Contemporary energy needs require large-scale electrochemical energy conversion and storage systems. Batteries are playing a prominent role in portable electronics and electric vehicles. This course introduces principles and mathematical models of electrochemical energy conversion and storage. Students will study thermodynamics, reaction kinetics pertaining to electrochemical reactions, phase transformations relating to batteries. This course includes applications to batteries, fuel cells, supercapacitors.
Venkat Viswanathan is an Assistant Professor of Mechanical Engineering at Carnegie Mellon University. He graduated from Stanford University working under the guidance of Jens Nørskov and his graduate work involved understanding and identifying the fundamental limitations of lithium-air batteries and trends in electrocatalysis of oxygen reduction. His awards include Electrochemical Society Daniel Cubicciotti Award in 2010; Electrochemical Society Herbert H. Uhligh Summer Fellow in 2009.

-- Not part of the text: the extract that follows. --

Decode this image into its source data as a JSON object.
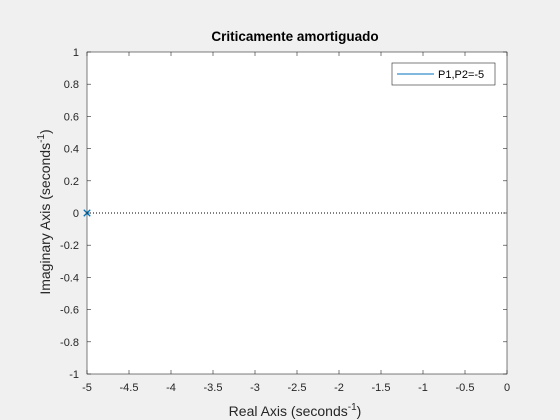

Electrochemical energy systems are at the forefront of possible storage technologies that could address the energy storage gap generated by renewable energy penetration and the need to reduce CO2 emissions. Robust electrode/electrolyte interfaces are a crucial requirement for the long term reliability of fuel cells and batteries. This course will teach the fundamentals in understanding and identifying the fundamental limitations of electrochemical systems.